L’autre problème du succès, c’est quand le rappeur est en couple. Il passe une grande partie de sa vie en concert ou en studio, et peut s’attirer la jalousie de sa bien-aimée. D’autant plus quand de nombreuses filles deviennent les groupies de l’artiste, créant des relations basées sur sa popularité. Ce type de comportement peut amener à la destruction d’une relation qui était à la base saine sans succès. C’est ce que raconte le morceau « Galatée », de Nekfeu.
« Comme j’étais absent six mois, tu me fuis
Vu que dans mes concerts, y a moitié de filles »
Nekfeu — Galatée
En somme, le succès semble desservir les rappeurs, en couple ou célibataire. Les relations seront éphémères, ou peuvent à tout moment voler en éclats à cause de la jalousie et de l’absence des artistes.
Takotsubo
Le syndrome du Takotsubo en japonais, c’est le syndrome du cœur brisé, qui apparait en général après une grande source de stress. Autrement dit après une rupture, un grand choc émotionnel, il est tout à fait possible de constater cette maladie. On peut considérer cette maladie réelle chez certains rappeurs, qui se retrouvent incapables d’aimer ou de passer à autre chose après une rupture difficile. Ou bien parfois, ils font souffrir une fille inutilement car ils sont devenus tout simplement incapables d’aimer.

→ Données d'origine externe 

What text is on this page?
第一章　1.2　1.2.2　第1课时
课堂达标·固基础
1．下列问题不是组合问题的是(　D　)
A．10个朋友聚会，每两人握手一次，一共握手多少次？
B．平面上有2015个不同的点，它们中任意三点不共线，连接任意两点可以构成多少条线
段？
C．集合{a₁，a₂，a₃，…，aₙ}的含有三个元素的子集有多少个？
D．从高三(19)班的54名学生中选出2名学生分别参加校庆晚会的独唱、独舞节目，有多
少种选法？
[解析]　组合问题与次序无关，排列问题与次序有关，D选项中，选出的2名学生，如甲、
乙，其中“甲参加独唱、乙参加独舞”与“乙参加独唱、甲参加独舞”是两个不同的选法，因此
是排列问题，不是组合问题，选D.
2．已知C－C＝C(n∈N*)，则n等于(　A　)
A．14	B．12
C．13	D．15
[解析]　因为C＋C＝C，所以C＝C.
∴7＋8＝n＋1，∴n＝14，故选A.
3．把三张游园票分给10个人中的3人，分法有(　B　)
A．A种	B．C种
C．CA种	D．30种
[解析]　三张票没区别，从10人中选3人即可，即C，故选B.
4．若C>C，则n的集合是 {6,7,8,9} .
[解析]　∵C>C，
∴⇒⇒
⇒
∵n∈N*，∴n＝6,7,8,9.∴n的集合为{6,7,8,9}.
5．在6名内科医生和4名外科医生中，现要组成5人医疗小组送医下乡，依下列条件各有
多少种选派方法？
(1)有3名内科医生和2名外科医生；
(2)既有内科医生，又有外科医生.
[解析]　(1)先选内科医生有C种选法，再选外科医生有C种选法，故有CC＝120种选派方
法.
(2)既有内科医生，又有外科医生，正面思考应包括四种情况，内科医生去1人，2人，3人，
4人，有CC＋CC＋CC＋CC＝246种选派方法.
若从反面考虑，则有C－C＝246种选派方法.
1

Dinos notamment sur le morceau « Helsinki », prend le point de vue de la fille qui vient de le quitter, pour raconter une rupture douloureuse. Il prend complètement à contrepied l’image du rappeur qui se lamente, en prenant l’image de la femme en colère. Helsinki étant l’une des villes les plus froides au monde, on peut considérer l’image de cette ville comme une métaphore de ce que ressent la jeune femme.
Clip officiel d’Helsinki, sur la chaine YouTube de Dinos
L’absence de sentiments positifs peut donc régulièrement arriver, ce sentiment de lassitude constante. C’est notamment très marqué chez Laylow quand on comprend que ce dernier utilise Trinity pour stimuler des émotions, dont de l’amour. Cela laisse donc penser que sans amour, il n’est plus capable de ressentir quoi que ce soit, comme s’il était devenu vide. Il est comme arrivé à un point de non-retour avec lui-même.
Relativiser pour s’en sortir
Alors, les rappeurs semblent être tous pris au piège par ce cycle mauvais de l’amour. Mais comment peuvent ils s’en sortir ?
Tout espoir n’est peut-être pas mort. Certains arrivent à se détacher de la souffrance provoquée par l’amour. Chacun sa recette. Pour Nekfeu, c’est d’aller de l’avant en ne ressortant que le bon d’une relation passée, au lieu de s’en rendre triste et d’être simplement nostalgique. Ce processus est notamment possible grâce à ses voyages effectués (Japon, Grèce et États-Unis). Toutes ses réflexions transcrites dans l’album Les Étoiles Vagabondes l’amènent à relativiser sur ce que lui ressent. Il déclare alors dans « Chanson D’Amour »: « T’es ma première chanson d’amour qui se termine bien », une victoire pour le rappeur parisien chez qui ce genre de morceaux se finissaient plus ou moins mal.
« Quand ca va pas je me plains, l’amour c’est rien, ça va ça vient »
Nekfeu ‑Óλά Καλά
Chez PNL, ils ont fui le succès, et toutes les mauvaises relations qui en faisaient partie. Lorsqu’ils pensaient avoir perdu toute forme d’amour, c’est pour leurs anciens bâtiments, les anciens souvenirs de la misère, celle qu’ils ont toujours voulu quitter, qu’ils ont ressenti une forme d’amour. Bien sûr, ce n’est pas la même chose qu’un amour envers une femme, mais ce sentiment est revenu d’une manière inattendue. Ils arrivent, eux aussi, à relativiser sans haine sur leur vécu, ce qui donne le morceau « La Misère Est Si Belle », éloge à leur passé. Finalement, c’est ce qu’on cherche le plus à quitter qui finit toujours par revenir, pour nous guérir.